My finished afghan is now a family favorite. To them, it’s a symbol of what can be achieved against devastating odds when one does not negotiate with excuses.


And on January 2, 2024, Lyla engaged this simple method herself to reach her own goals.



Proclamation: “I am a ballerina.”

Goal: Regain my balance and strengthen my core.

Plan: 50 pirouettes, 3 sets of 6 pull-ups (18 total), and stretching for 21 days straight.


Her first round improved her balance a little but her core mostly. Her teachers gave little corrections as they saw her come in early to practice. But she wasn’t satisfied with her results on Day 22.


“It takes as long as it takes” I reminded her as she struggled with patience.


Round two: 100 pirouettes, 3 rounds of 6 pull-ups, 20 minutes of stretching.


On Day 45 in class (two days after her challenge had ended) she executed a succession of amazingly balanced turns, no wobble, and she stuck the landing. Her normally schooled face that shines with concentration broke into a huge smile that reached her eyes.


Lyla ran to the observation area and found me, “Did you see that!?” She bounced on her tippy toes with her feet running in place. Sounds goofy but is quite graceful looking.


I grinned in return. “I sure did. Well done. Get back in there.”


I watched her take her place. My heart barely contained my gratitude. I have my hand back with 98% restored and there isn’t anything I can’t do. I wouldn’t want to get hurt again but when I look back I see the whole ordeal as a powerful gift.
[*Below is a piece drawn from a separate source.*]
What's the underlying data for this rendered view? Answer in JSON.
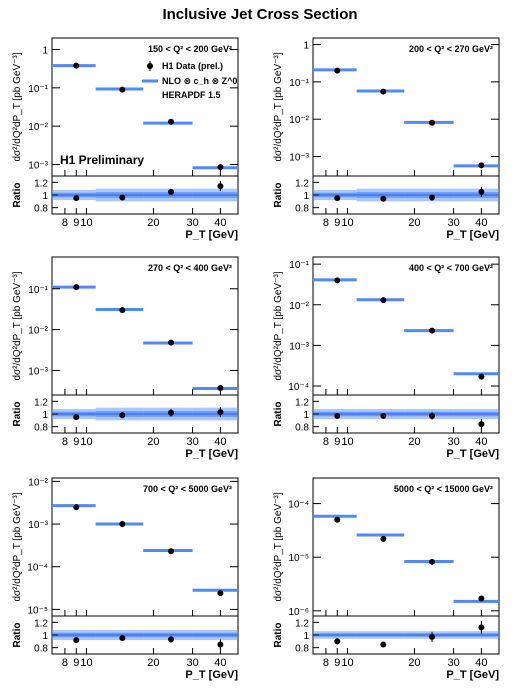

How I responded to my injury set the tone for my family. It taught me my value. Made me take ownership of my future. I became a woman more aware that any inconsistency between my word and actions will potentially result in a loss of what my children think is possible for themselves.


I didn't want to write this blog post. Most days I see my afghan and shutter at the memories. However, my family convinced me that what I did was remarkable and noteworthy. So hopefully this will find its way into hands and minds who need the reminder to keep going while in the weeds. That your body will do what your mind asks of it. The impossible is achievable. And the limits are only set by your self-doubt.


The method of Three Simple Things never ends with the achievement of the goal. Rather, it is a way of living that leads to extraordinary accomplishments. That is, if you’re brave enough to set the bar high enough.